L’idée a germé en 2020, à la suite des pénuries alimentaires engendrées par la pandémie de Covid-19. “On a tous pris conscience de l’extrême fragilité de notre système alimentaire”, raconte Céline Martin, qui anime les visites sur demande. “Au lieu de faire un diagnostic de tout ce qui cloche, on a voulu poser notre regard sur ce qui fonctionnait déjà : les opportunités, les potentiels et tout ce qui est déjà en acte ici sur notre territoire.”
Deux sœurs, une exploitation bio
L’exposition – organisée dans le cadre du projet “Nourrir la Wallonie” par le Centre d’action laïque de la province de Liège, Arsenic2, Adoc et la Cité Miroir – repose essentiellement sur des initiatives existant déjà aux quatre coins de la Wallonie. Tel le projet de Jessica, qui “participe au potager collectif de [son] quartier”, ou celui de Gino, qui “cultive une parcelle pour [sa] famille” dans un potager communautaire.
Bras croisés et casque vissé sur les oreilles, Cindy Pahaut écoute attentivement une vidéo retraçant l’histoire d’Isabelle et Nathalie Habsch, deux sœurs qui ont créé une exploitation bio et familiale à Andrimont (Dison), en province de Liège. “C’est une belle façon de montrer que les femmes ont aussi leur mot à dire dans la transition alimentaire”, explique la chargée de publication du CVFE, initiatrice de la visite.
Crayons, feuilles de couleur et magazines servent de point de départ à de nouvelles œuvres aux messages forts, créées par les visiteurs eux-mêmes.

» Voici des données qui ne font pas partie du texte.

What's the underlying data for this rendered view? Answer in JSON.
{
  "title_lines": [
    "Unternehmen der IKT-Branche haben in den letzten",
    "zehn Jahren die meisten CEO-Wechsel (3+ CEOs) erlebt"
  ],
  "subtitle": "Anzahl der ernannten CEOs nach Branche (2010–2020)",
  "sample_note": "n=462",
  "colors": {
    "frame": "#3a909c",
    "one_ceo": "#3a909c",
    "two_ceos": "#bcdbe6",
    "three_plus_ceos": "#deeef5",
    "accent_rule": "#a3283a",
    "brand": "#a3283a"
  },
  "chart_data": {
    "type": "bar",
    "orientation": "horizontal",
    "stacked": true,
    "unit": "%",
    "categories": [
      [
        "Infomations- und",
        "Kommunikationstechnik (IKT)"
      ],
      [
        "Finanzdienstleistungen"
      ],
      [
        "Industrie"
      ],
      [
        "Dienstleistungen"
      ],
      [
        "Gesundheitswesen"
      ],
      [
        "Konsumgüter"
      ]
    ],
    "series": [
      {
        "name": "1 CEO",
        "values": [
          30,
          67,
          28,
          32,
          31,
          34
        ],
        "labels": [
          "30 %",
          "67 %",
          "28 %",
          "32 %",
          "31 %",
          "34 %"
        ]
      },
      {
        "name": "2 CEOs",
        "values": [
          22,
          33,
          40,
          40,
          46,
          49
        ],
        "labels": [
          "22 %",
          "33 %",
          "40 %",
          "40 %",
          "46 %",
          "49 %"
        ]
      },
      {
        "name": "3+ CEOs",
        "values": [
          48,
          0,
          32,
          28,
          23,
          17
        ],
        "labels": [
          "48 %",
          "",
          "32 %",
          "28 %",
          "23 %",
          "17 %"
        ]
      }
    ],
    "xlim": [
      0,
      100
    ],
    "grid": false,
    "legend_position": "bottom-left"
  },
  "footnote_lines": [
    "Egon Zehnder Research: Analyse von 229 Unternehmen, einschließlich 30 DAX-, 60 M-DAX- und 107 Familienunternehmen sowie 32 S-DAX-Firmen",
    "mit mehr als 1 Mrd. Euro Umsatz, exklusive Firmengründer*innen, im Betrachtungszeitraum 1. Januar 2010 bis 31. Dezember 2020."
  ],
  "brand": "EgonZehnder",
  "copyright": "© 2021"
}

C’est justement ce côté participatif qu’apprécie Juliette, étudiante en sociologie. “J’ai voulu montrer qu’une alimentation locale, collective et respectueuse de l’environnement peut réduire les inégalités sociales”, explique-t-elle en nous montrant du doigt son œuvre. “Ces questions et ces enjeux m’animent profondément.”
Pour clôturer la visite, Céline Martin remet à Justine, Cindy et Juliette, comme à chaque visiteur, deux sachets de graines à planter… De quoi faire germer des idées et ouvrir le champ des possibles.